Are they perfect? No. Are they flawed? Yes. Do I agree with all of their platforms? No, there are issues that none of the opposition parties have touched on that I feel are very important.

But they they stand for something positive. They all want to build something, instead of tearing down what others have striven so hard to build.

Tomorrow, you have a choice. You can decide the direction of Canada's future, along with every other citizen.

As a people, Canadians can choose to move forward courageously into an uncertain future. Or we can place our heads back into the sand for another five years and hope that the trials and tribulations afflicting the world will mostly pass us by.

Canada was once a leading nation, a shining example to other countries. In technology, in foreign aid, in democracy, in caring for one another.

We can be again.

We stand on the brink of a collapse into authoritarian chaos, if we allow it.

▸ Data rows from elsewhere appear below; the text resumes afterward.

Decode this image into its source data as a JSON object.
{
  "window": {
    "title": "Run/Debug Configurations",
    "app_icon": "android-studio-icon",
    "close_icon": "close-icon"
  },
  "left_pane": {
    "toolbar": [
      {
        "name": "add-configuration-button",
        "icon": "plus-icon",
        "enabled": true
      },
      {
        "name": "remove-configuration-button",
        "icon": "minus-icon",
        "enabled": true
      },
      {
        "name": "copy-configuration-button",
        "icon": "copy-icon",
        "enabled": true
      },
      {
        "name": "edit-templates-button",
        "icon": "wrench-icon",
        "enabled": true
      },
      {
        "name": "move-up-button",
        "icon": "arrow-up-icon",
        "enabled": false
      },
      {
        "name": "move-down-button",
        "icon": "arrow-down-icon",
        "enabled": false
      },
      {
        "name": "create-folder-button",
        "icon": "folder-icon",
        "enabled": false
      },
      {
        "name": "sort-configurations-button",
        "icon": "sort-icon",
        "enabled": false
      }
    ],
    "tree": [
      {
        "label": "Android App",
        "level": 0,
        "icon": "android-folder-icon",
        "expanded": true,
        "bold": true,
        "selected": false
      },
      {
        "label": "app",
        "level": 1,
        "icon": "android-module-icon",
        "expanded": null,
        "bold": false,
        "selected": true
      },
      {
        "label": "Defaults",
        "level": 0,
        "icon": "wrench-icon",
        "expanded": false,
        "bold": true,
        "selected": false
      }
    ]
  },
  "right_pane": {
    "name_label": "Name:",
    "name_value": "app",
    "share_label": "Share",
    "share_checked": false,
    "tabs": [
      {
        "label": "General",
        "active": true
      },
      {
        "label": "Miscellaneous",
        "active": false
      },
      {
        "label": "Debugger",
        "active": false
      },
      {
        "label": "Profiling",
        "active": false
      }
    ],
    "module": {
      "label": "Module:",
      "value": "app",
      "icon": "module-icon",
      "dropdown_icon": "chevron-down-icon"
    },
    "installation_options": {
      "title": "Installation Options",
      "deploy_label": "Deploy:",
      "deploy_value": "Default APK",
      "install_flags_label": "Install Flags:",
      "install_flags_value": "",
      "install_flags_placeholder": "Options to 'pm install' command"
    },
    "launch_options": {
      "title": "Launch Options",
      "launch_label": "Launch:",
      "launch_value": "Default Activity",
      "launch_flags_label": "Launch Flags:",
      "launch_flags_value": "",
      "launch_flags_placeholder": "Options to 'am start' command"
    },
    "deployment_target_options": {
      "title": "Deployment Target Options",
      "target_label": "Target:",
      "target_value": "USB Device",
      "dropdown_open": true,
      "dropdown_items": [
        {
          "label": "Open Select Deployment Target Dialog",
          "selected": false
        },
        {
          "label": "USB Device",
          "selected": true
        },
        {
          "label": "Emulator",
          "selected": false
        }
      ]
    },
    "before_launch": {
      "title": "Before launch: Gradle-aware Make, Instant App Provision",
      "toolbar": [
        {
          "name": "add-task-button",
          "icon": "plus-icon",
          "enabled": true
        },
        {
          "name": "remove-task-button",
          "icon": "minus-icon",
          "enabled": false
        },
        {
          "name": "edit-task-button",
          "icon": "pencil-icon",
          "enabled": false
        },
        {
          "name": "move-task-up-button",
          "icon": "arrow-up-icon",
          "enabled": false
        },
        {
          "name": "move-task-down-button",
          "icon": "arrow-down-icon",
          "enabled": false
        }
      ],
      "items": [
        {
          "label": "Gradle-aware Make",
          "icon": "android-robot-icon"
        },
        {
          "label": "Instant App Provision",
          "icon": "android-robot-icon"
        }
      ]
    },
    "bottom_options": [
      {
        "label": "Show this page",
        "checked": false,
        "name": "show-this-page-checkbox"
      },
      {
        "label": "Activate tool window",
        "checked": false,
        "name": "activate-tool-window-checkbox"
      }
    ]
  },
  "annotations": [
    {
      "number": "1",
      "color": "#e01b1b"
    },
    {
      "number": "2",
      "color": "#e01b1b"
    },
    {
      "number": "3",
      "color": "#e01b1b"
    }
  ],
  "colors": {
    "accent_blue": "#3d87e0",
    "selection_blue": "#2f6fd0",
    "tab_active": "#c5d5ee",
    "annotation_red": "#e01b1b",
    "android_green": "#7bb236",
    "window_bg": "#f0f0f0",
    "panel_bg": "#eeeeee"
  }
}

We stand at the cusp of a Golden Age, if we will it.

Today we decide what shape the future will be.

Get out there. Vote your conscience. Vote strategically.

But Vote.

Sunday 1 May 2011

The Election is Tomorrow...

And in my riding, John Baird is running for reelection for the Conservative Party of Canada.

This is a man who, in his time in the House of Commons, is best known for shouting down his party's political opponents and carrying water for Stephen Harper. He is, quite frankly, odious and vile. He is a thug, and his presence as Ottawa West-Nepean's representative in Parliament lowers the tone and the standard for all those he speaks for.

He was the MP who introduced the "Accountability Act." I'll pause a moment while you savour the irony of that. This act has failed systemically and entirely to render a scandal-ridden government anything close to accountable. I would suggest reading Democracy Watch's summary for a series of examples of the failure of the Conservative government to address accountability.

In the five years he has worked in the House of Commons, John Baird has been responsible for cuts to social programs including medical marijuana, the Status of Women, employment for youth and more. He has supported a lackluster environmental policy that saw Consevatives fighting the Kyoto Protocol and Clean Air Act and been personally criticized by such luminaries as David Suzuki and Al Gore.

His presence in the House of Commons is an insult and a joke to every rational citizen of my riding. His policy failures are a matter of public record and his party's policy decisions are crippling Canada's reputation internationally. Tomorrow I have hope that he will find himself out of a job.

Because he's a thug and a toady, because he puts the CPC ahead of local interests, because like the CPC he works to make Canada worse instead of better.

So cast your votes tomorrow, and let's toss Stephen Harper's lapdog out on his ear.